No one has ever questioned the brilliance of Meryl Streep, nor her chameleon-like ability to play practically any character. In Phyllida Lloyd's (who also directed Streep in Mamma Mia!) The Iron Lady, however, it is unfortunate that Streep is given the entire burden of making the story of one of Britain's most infamous prime ministers, Margaret Thatcher, seem cohesive. Told from a nonlinear, fragmented series of flashbacks based on Abi Morgan's, to borrow a word from Madonna, "reductive" script, we come away with an understanding of Thatcher's love for her husband, but not of much else. In trying to cover as much ground as possible, with an emphasis on Thatcher's degenerative mental state in her golden years (Thatcher is currently 86), Morgan ultimately does the Iron Lady, both film and person, a disservice.
Incidentally, Morgan also wrote the superb and controversial screenplay for Steve McQueen's Shame, a film that showcases her proclivities as a playwright (she won an Olivier Theater Award for her 2001 play, Tender) in terms of its minimalism and focus on thematic elements. Would that Morgan could have saved some of Shame's goodness for The Iron Lady. Instead, Morgan gives Lloyd an overzealous structure to work with that tells novices to the Margaret Thatcher scene nothing concrete about her life.

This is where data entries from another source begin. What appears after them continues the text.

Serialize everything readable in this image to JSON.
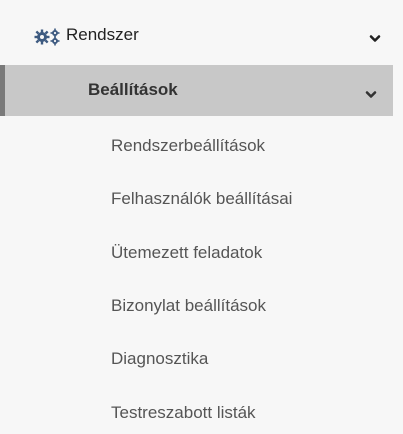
{
  "menu": {
    "level1": {
      "label": "Rendszer",
      "icon": "cogs-icon",
      "chevron": "chevron-down-icon"
    },
    "level2": {
      "label": "Beállítások",
      "chevron": "chevron-down-icon"
    },
    "items": [
      {
        "label": "Rendszerbeállítások"
      },
      {
        "label": "Felhasználók beállításai"
      },
      {
        "label": "Ütemezett feladatok"
      },
      {
        "label": "Bizonylat beállítások"
      },
      {
        "label": "Diagnosztika"
      },
      {
        "label": "Testreszabott listák"
      }
    ]
  },
  "colors": {
    "background": "#f7f7f7",
    "active_bg": "#c8c8c8",
    "active_border": "#7a7a7a",
    "icon": "#3d5a80"
  }
}
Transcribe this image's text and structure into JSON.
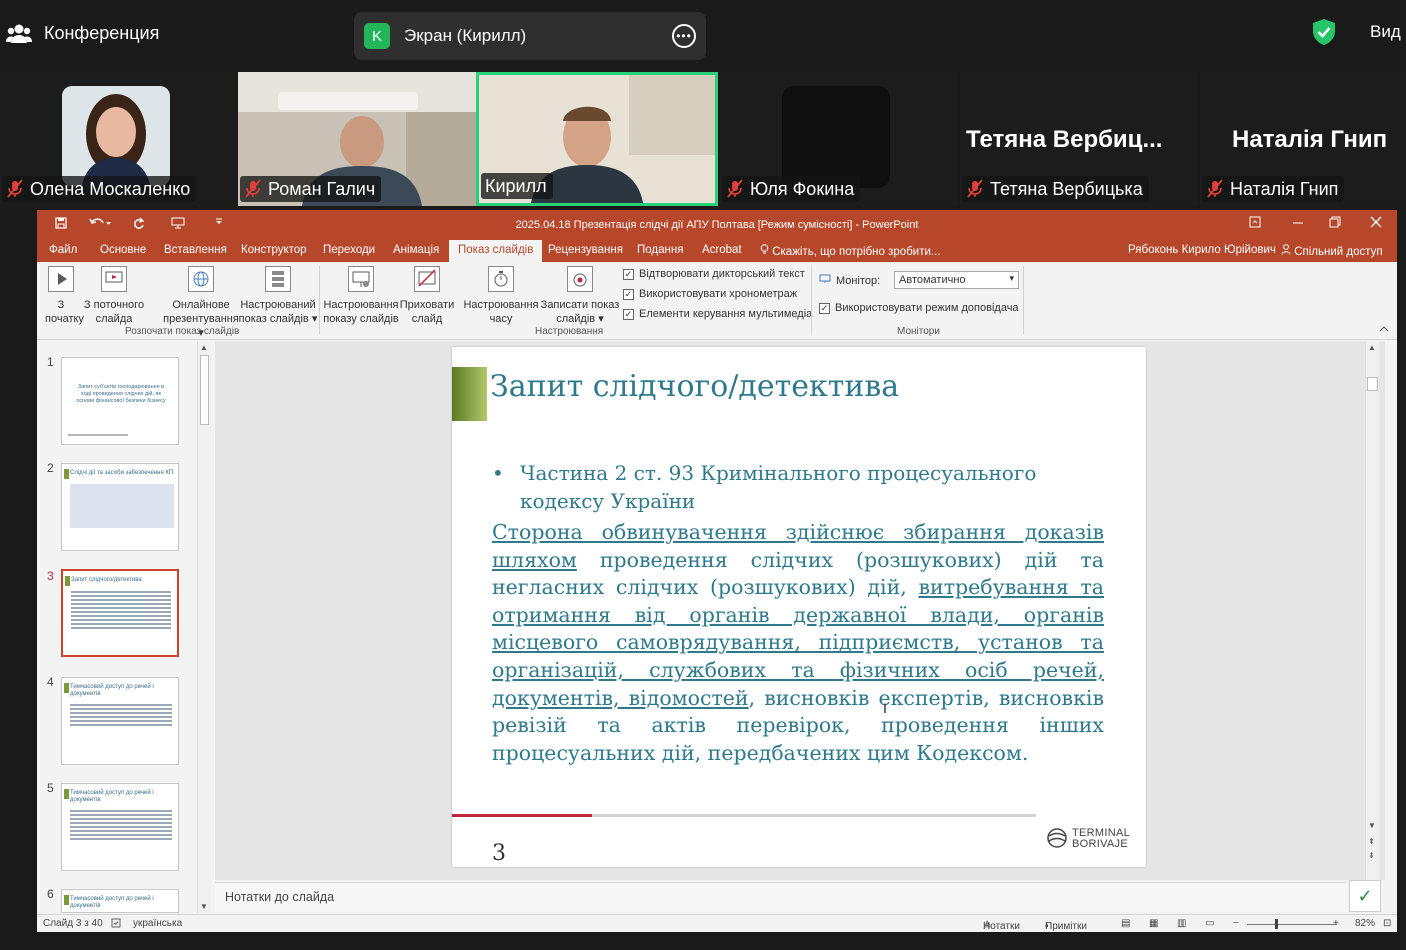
{
  "zoom": {
    "conference_label": "Конференция",
    "share_avatar_letter": "K",
    "share_label": "Экран (Кирилл)",
    "more_glyph": "•••",
    "view_label": "Вид",
    "colors": {
      "active_border": "#27d27a",
      "share_badge": "#22b55a",
      "mic_muted": "#e0403a"
    },
    "participants": [
      {
        "name": "Олена Москаленко",
        "muted": true
      },
      {
        "name": "Роман Галич",
        "muted": true
      },
      {
        "name": "Кирилл",
        "muted": false,
        "active": true
      },
      {
        "name": "Юля Фокина",
        "muted": true
      },
      {
        "name": "Тетяна Вербицька",
        "big_name": "Тетяна  Вербиц...",
        "muted": true
      },
      {
        "name": "Наталія Гнип",
        "big_name": "Наталія Гнип",
        "muted": true
      }
    ]
  },
  "ppt": {
    "title": "2025.04.18 Презентація слідчі дії АПУ Полтава [Режим сумісності] - PowerPoint",
    "tabs": [
      "Файл",
      "Основне",
      "Вставлення",
      "Конструктор",
      "Переходи",
      "Анімація",
      "Показ слайдів",
      "Рецензування",
      "Подання",
      "Acrobat"
    ],
    "active_tab": "Показ слайдів",
    "tell_me": "Скажіть, що потрібно зробити...",
    "user": "Рябоконь Кирило Юрійович",
    "share": "Спільний доступ",
    "ribbon": {
      "from_start": [
        "З",
        "початку"
      ],
      "from_current": [
        "З поточного",
        "слайда"
      ],
      "online": [
        "Онлайнове",
        "презентування"
      ],
      "custom": [
        "Настроюваний",
        "показ слайдів"
      ],
      "group_start": "Розпочати показ слайдів",
      "setup": [
        "Настроювання",
        "показу слайдів"
      ],
      "hide": [
        "Приховати",
        "слайд"
      ],
      "rehearse": [
        "Настроювання",
        "часу"
      ],
      "record": [
        "Записати показ",
        "слайдів"
      ],
      "chk_narration": "Відтворювати дикторський текст",
      "chk_timings": "Використовувати хронометраж",
      "chk_media": "Елементи керування мультимедіа",
      "group_setup": "Настроювання",
      "monitor_label": "Монітор:",
      "monitor_value": "Автоматично",
      "chk_presenter": "Використовувати режим доповідача",
      "group_monitors": "Монітори"
    },
    "thumbnails": [
      {
        "num": "1",
        "title": "Запит суб'єктів господарювання в ході проведення слідчих дій, як основи фінансової безпеки бізнесу"
      },
      {
        "num": "2",
        "title": "Слідчі дії та засоби забезпечення КП"
      },
      {
        "num": "3",
        "title": "Запит слідчого/детектива",
        "selected": true
      },
      {
        "num": "4",
        "title": "Тимчасовий доступ до речей і документів"
      },
      {
        "num": "5",
        "title": "Тимчасовий доступ до речей і документів"
      },
      {
        "num": "6",
        "title": "Тимчасовий доступ до речей і документів"
      }
    ],
    "slide": {
      "title": "Запит слідчого/детектива",
      "bullet": "Частина 2 ст. 93 Кримінального процесуального кодексу України",
      "body": [
        {
          "text": "Сторона обвинувачення здійснює збирання доказів шляхом",
          "u": true
        },
        {
          "text": " проведення слідчих (розшукових) дій та негласних слідчих (розшукових) дій, ",
          "u": false
        },
        {
          "text": "витребування та отримання від органів державної влади, органів місцевого самоврядування, підприємств, установ та організацій, службових та фізичних осіб речей, документів, відомостей",
          "u": true
        },
        {
          "text": ", висновків експертів, висновків ревізій та актів перевірок, проведення інших процесуальних дій, передбачених цим Кодексом.",
          "u": false
        }
      ],
      "number": "3",
      "logo_line1": "TERMINAL",
      "logo_line2": "BORIVAJE",
      "colors": {
        "text": "#2e7a8c",
        "accent_dark": "#5a7a24",
        "accent_light": "#b2c86a",
        "footer_red": "#c0253a"
      }
    },
    "notes_placeholder": "Нотатки до слайда",
    "status": {
      "slide_info": "Слайд 3 з 40",
      "language": "українська",
      "notes": "Нотатки",
      "comments": "Примітки",
      "zoom": "82%"
    },
    "colors": {
      "brand": "#b7472a",
      "selected_thumb": "#d0432a"
    }
  }
}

In fact, The Iron Lady appears so concerned with neutrality over one of the most hated and mocked political figures of the 1980s--second only to Ronald Reagan--that its lack of stance is almost more irritating than a flagrant bias. Apart from Londoners goading her from the outside of her car, the only time the audience gets a true sense of how immensely disliked she was is when Michael Heseltine (played by Richard E. Grant, who will never top his role as the Spice Girls' manager in Spice World) ultimately shames Thatcher into resigning by challenging her party leadership.
Even in the face of a dispassionate and ambiguous account of the illustrious prime minister, there is something riveting and surprisingly comical about Streep's interpretation of Thatcher. In the end, this is what wins out over a nondescript history of the political icon's life. But, if ever there is another mainstream film about Thatcher, may I please suggest using Morrissey's "Margaret on the Guillotine" somewhere in the soundtrack? It gives one a genuine portrait of the sentiment felt toward the Iron Lady during her rule over Parliament.